Le Roi allait répliquer quelque chose, quand un léger bruit à la porte de l’appartement lui fit tourner la tête. Louvois, qui travaillait en ce moment même dans une pièce voisine, avait jeté dans la chambre un regard inquiet. Le Roi quitta sa place, et sortit pour rejoindre son ministre. Mademoiselle de Scudéry ainsi que madame de Maintenon regardèrent cette interruption comme fatale ; car le Roi pouvait bien se mettre en garde désormais contre la séduction qui avait si bien réussi une première fois. Cependant il reparut au bout de quelques minutes, fit avec vivacité deux ou trois tours dans la chambre, les mains derrière le dos ; puis il s’approcha de mademoiselle de Scudéry, et, sans la regarder, dit à demi voix : « Je voudrais bien voir votre Madelon ! — Ô mon gracieux souverain ! reprit aussitôt mademoiselle de Scudéry, de quel insigne bonheur vous honorez la pauvre et malheureuse enfant. — Ah ! Sire, il suffit d’un signe de votre part pour voir ici même la jeune fille à vos pieds. » Alors elle se dirigea, en piétinant aussi vite que le lui permettait sa lourde parure, vers la porte, et cria au-dehors que le Roi voulait voir Madelon Cardillac ; puis elle rentra en pleurant et en sanglottant de joie et de ravissement.
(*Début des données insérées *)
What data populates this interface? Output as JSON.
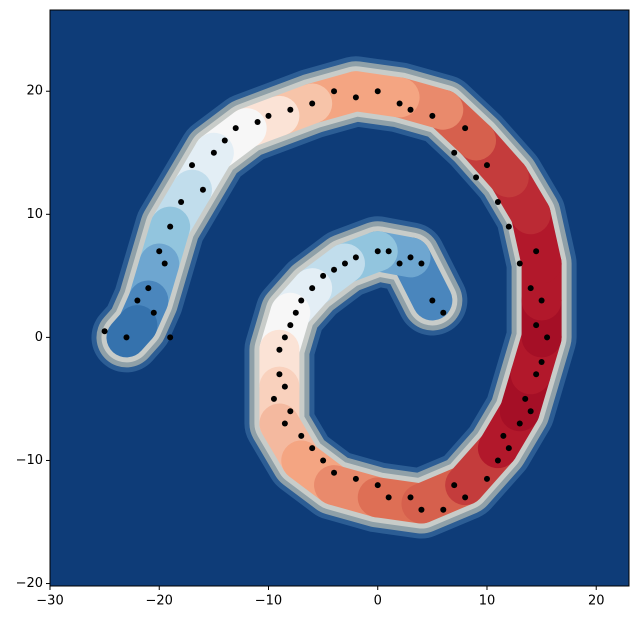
{
  "chart_data": {
    "type": "scatter",
    "xlim": [
      -30,
      23
    ],
    "ylim": [
      -20.2,
      26.6
    ],
    "xticks": [
      {
        "value": -30,
        "label": "−30"
      },
      {
        "value": -20,
        "label": "−20"
      },
      {
        "value": -10,
        "label": "−10"
      },
      0,
      10,
      20
    ],
    "yticks": [
      {
        "value": -20,
        "label": "−20"
      },
      {
        "value": -10,
        "label": "−10"
      },
      0,
      10,
      20
    ],
    "background": "#0e3c78",
    "series": [
      {
        "color": "#000000",
        "x": [
          5,
          6,
          4,
          3,
          1,
          2,
          0,
          -2,
          -3,
          -4,
          -5,
          -6,
          -7,
          -7.5,
          -8,
          -8.5,
          -9,
          -9,
          -8.5,
          -9.5,
          -8,
          -8.5,
          -7,
          -6,
          -5,
          -4,
          -2,
          0,
          1,
          3,
          4,
          6,
          7,
          8,
          10,
          11,
          12,
          11.5,
          13,
          14,
          13.5,
          14.5,
          15,
          15.5,
          14.5,
          15,
          14,
          13,
          14.5,
          12,
          11,
          9,
          10,
          7,
          8,
          5,
          3,
          2,
          0,
          -2,
          -4,
          -6,
          -8,
          -10,
          -11,
          -13,
          -15,
          -14,
          -17,
          -16,
          -18,
          -19,
          -20,
          -19.5,
          -21,
          -20.5,
          -22,
          -23,
          -25,
          -19
        ],
        "values": [
          3,
          2,
          6,
          6.5,
          7,
          6,
          7,
          6.5,
          6,
          5.5,
          5,
          4,
          3,
          2,
          1,
          0,
          -1,
          -3,
          -4,
          -5,
          -6,
          -7,
          -8,
          -9,
          -10,
          -11,
          -11.5,
          -12,
          -13,
          -13,
          -14,
          -14,
          -12,
          -13,
          -11.5,
          -10,
          -9,
          -8,
          -7,
          -6,
          -5,
          -3,
          -2,
          0,
          1,
          3,
          4,
          6,
          7,
          9,
          11,
          13,
          14,
          15,
          17,
          18,
          18.5,
          19,
          20,
          19.5,
          20,
          19,
          18.5,
          18,
          17.5,
          17,
          15,
          16,
          14,
          12,
          11,
          9,
          7,
          6,
          4,
          2,
          3,
          0,
          0.5,
          0
        ]
      }
    ]
  }
}
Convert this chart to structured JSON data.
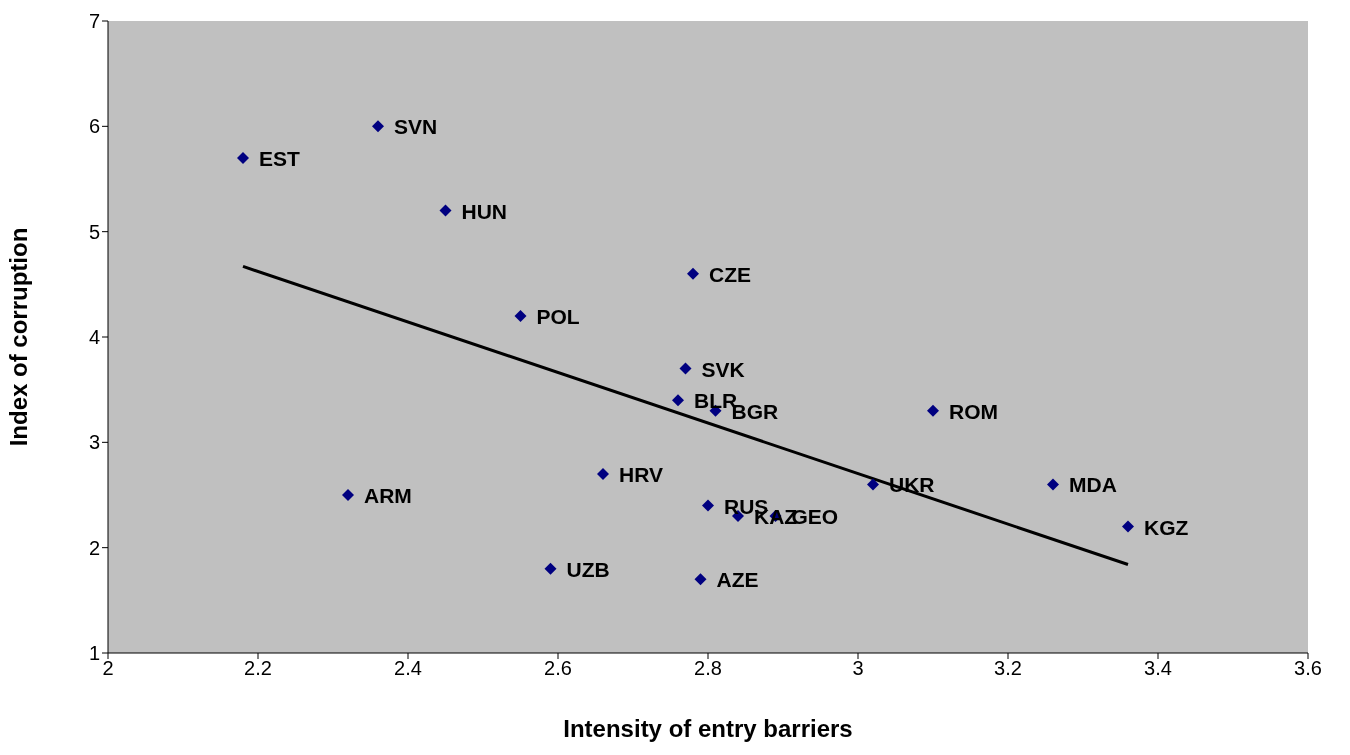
{
  "chart_data": {
    "type": "scatter",
    "xlabel": "Intensity of entry barriers",
    "ylabel": "Index of corruption",
    "xlim": [
      2,
      3.6
    ],
    "xticks": [
      2,
      2.2,
      2.4,
      2.6,
      2.8,
      3,
      3.2,
      3.4,
      3.6
    ],
    "ylim": [
      1,
      7
    ],
    "yticks": [
      1,
      2,
      3,
      4,
      5,
      6,
      7
    ],
    "grid": false,
    "marker": "diamond",
    "series": [
      {
        "color": "#000080",
        "x": [
          2.18,
          2.36,
          2.45,
          2.78,
          2.55,
          2.77,
          2.76,
          2.81,
          3.1,
          3.02,
          3.26,
          3.36,
          2.66,
          2.32,
          2.8,
          2.84,
          2.89,
          2.59,
          2.79
        ],
        "values": [
          5.7,
          6.0,
          5.2,
          4.6,
          4.2,
          3.7,
          3.4,
          3.3,
          3.3,
          2.6,
          2.6,
          2.2,
          2.7,
          2.5,
          2.4,
          2.3,
          2.3,
          1.8,
          1.7
        ],
        "value_labels": [
          "EST",
          "SVN",
          "HUN",
          "CZE",
          "POL",
          "SVK",
          "BLR",
          "BGR",
          "ROM",
          "UKR",
          "MDA",
          "KGZ",
          "HRV",
          "ARM",
          "RUS",
          "KAZ",
          "GEO",
          "UZB",
          "AZE"
        ]
      },
      {
        "type": "line",
        "color": "#000000",
        "marker": "none",
        "line_style": "solid",
        "x": [
          2.18,
          3.36
        ],
        "values": [
          4.67,
          1.84
        ]
      }
    ]
  }
}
Mademoiselle de Scudéry dans la prévision d’une telle faveur, avait amené avec elle Madelon, qui attendait chez une femme de chambre de la marquise, tenant à la main une brève supplique exprès rédigée par d’Andilly. Quelques moments après elle était agenouillée aux pieds du Roi sans pouvoir proférer un mot. Le trouble, le saisissement, un respect mêlé de crainte, son amour et sa douleur faisaient circuler, d’un mouvement de plus en plus rapide, le sang bouillonnant dans les veines de la pauvre enfant. Ses joues étaient ardentes d’une rougeur pourprée, et de ses yeux charmants des larmes, plus limpides que des perles, suspendues à leurs cils soyeux, tombaient de temps en temps sur le pur albâtre de son sein.

Le Roi parut vivement frappé de la beauté merveilleuse de cette angélique enfant. Il releva doucement la jeune fille, puis il fît un mouvement comme pour baiser sa main qu’il avait saisie ; mais, la laissant retomber, il arrêta seulement sur elle un regard humide de larmes, qui témoignait de l’émotion intérieure la plus profonde. Madame de Mainteuon chuchota à l’oreille de mademoiselle de Scudéry : « Mais elle ressemble, trait pour trait, à mademoiselle de la Vallière, cette petite. — Le roi est enivré des plus doux souvenirs. Votre cause est gagnée. »

Quoique madame de Maintenon eut prononcé ces mots d’une voix très basse, le Roi parut pourtant les avoir entendus. Une soudaine rougeur colora son visage, son regard effleura, pour ainsi dire, madame de Maintenon ; il lut la supplique que Madelon lui avait remise, puis il dit avec douceur et bienveillance : « Je crois bien volontiers que tu es convaincue de l’innocence de ton bien-aimé, ma chère enfant ! Mais nous verrons ce que décidera la chambre ardente ! » — Là-dessus, d’un mouvement débonnaire de la main, il congédia la petite, qui sortit noyée dans les larmes.

Mademoiselle de Scudéry s’était aperçue avec effroi que le souvenir de mademoiselle de la Vallière, quelqu’attendrissement qu’il eût paru produire d’abord sur l’esprit du Roi, avait assombri son humeur dès qu’il avait entendu ce nom prononcé par madame de Maintenon. Il put ressentir quelque dépit de se voir rappeler d’une manière peu délicate, qu’il était sur le point de sacrifier les droits de la justice à la beauté ; ou bien vit-il le charme de son illusion rompu, comme un heureux rêveur, réveillé par un choc trop rude, devant lequel s’évanouit brusquement l’image enchanteresse qu’il se croyait près d’embrasser. Peut-être, au lieu de sa chère La Valliére présente à sa vue, Louis n’eut-il plus la faculté de penser qu’à sœur Louise de la Miséricorde (le nom de couvent de mademoiselle de La Vallière chez les carmélites), et à cette pénitence ascétique qui l’importunait. — Il ne restait plus d’autre parti à prendre que d’attendre avec patience la décision du Roi.